«Чужие люди, — подумал он. — Может, и неплохие, но Бог с ними… пройду дальше…»
В следующем купе тоже все было занято — на длинных лавках сидело по двое студентов, у окна стояла дама в необъятной шляпе. Отец Порфирий немножко оробел при виде молодых людей, за которыми хотя и числится ученость, но вместе с тем и слава не очень завидная установилась. Он бросил на них мельком взгляд, робкий и вопрошающий. Сидевший с газетой в руках бритый студент, похожий на актера, с горбатым носом и горькими морщинами около губ, — поглядел на него строгим, недоумевающим взглядом.
Отец Порфирий почувствовал, что надо объясниться.
— Восьмой номер — это какое место будет? — спросил он, улыбаясь и склоняя голову на бок.
— Это именно здесь, батюшка, — сказал другой студент с пушистыми белокурыми усами, делавшими его немножко похожим на кота. Бритый ничего не сказал и уткнулся в газету.
— Наверх придется вам, — улыбаясь и краснея, прибавил третий студент, очень юный на вид, коротко остриженный, с тем детским, торчащим вверх вихорком, о которых в деревне говорят, что их корова зализала.

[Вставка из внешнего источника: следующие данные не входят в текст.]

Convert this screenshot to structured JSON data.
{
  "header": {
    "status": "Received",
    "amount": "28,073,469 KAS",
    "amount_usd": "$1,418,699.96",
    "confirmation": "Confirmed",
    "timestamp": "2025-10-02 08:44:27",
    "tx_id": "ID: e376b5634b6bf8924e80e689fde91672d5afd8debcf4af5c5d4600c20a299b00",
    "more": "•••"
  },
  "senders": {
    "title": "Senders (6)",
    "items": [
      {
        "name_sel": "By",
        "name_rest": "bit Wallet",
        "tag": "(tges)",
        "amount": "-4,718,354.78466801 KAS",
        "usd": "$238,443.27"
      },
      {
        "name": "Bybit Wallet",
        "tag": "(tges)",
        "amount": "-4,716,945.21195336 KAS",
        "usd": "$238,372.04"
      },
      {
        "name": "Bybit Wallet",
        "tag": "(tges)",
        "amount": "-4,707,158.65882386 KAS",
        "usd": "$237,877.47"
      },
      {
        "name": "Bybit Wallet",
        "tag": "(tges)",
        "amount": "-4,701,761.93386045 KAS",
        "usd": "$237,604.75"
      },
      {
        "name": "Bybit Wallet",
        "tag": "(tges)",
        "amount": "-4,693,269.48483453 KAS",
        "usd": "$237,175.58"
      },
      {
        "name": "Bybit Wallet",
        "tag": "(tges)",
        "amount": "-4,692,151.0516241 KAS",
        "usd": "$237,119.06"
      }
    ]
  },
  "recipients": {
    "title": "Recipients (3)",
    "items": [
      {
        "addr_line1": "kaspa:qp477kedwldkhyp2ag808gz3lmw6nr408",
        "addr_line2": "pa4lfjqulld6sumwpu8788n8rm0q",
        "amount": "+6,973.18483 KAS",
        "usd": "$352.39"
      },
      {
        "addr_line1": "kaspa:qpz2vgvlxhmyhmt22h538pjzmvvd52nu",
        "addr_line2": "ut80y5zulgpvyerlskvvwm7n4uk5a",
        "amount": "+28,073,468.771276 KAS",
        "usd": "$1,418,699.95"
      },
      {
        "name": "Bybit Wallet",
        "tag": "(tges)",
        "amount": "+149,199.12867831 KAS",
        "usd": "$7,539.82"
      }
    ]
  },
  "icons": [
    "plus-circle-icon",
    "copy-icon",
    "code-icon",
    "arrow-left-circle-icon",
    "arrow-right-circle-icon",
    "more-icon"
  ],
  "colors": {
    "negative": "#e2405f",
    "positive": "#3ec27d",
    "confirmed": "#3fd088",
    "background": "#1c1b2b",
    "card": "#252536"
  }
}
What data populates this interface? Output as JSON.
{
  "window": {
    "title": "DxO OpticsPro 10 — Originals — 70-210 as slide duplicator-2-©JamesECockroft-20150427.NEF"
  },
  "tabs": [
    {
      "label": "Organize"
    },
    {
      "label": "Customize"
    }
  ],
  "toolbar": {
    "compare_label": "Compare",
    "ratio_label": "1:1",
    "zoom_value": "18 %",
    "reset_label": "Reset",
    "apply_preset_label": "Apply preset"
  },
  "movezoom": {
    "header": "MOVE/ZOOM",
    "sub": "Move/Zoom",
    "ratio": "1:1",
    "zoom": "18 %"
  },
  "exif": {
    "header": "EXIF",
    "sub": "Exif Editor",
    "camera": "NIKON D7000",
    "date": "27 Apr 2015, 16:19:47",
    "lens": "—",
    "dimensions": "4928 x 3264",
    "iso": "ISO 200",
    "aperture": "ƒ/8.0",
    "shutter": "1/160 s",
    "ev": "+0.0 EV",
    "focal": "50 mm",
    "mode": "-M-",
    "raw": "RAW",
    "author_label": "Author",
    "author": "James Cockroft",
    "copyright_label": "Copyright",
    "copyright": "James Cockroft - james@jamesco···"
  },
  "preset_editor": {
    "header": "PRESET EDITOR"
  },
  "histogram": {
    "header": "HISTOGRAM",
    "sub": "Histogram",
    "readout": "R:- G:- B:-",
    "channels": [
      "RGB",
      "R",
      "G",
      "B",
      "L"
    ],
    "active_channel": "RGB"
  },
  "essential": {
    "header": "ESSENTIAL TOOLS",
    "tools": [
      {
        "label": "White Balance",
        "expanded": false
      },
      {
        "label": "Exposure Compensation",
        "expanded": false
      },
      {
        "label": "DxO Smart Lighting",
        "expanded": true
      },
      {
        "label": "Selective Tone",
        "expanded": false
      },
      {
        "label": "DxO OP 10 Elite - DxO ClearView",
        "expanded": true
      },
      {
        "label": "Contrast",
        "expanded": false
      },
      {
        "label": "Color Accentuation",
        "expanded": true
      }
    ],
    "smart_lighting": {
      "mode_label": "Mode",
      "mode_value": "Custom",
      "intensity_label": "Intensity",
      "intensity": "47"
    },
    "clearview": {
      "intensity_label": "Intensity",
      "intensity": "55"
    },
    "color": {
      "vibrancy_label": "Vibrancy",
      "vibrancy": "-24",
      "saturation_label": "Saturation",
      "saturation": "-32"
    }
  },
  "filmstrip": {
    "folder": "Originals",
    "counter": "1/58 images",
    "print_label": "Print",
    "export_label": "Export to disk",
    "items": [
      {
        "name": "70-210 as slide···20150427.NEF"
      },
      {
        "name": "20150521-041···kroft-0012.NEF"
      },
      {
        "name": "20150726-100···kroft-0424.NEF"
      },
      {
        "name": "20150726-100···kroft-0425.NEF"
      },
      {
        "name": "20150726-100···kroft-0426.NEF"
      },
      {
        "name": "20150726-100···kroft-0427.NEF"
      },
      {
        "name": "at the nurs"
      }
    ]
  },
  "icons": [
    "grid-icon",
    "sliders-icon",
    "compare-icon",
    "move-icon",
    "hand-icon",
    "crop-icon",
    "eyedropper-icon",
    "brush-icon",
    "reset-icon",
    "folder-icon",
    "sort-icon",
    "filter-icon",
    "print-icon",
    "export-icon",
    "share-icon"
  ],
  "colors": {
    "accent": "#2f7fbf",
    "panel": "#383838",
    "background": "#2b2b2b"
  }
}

— А-а… ничего, ничего… Спаси вас, Господи.
Отец Порфирий присел рядом с ним, на самом кончике скамейки. Саквояжик свой хотел положить на одну из коротких лавочек у окна, но дама или барышня в необъятной шляпе строго поглядела на него через плечо, точно отгадывая его намерение. Он оробел под этим взглядом и поместил саквояж у себя на коленях.
Рядом с юным студентом, по левую руку, сидел молодой человек в штатском, веснушчатый, рыжий, скуластый, — судя по фуражке, тоже студент.
— Личности нет у студента первого курса, — говорил он молодым, свежим баском. — На него всегда могут топнуть, пригрозить: выгоним, мол, если зачетов не сдашь… Что он такое? Протоплазма без оболочки!
— Ну, положим! — возразил безусый студентик, сосед отца Порфирия.
— А на третьем курсе какой-нибудь, извините за выражение, сопляк, который куражится над первокурсниками, совсем иной человек!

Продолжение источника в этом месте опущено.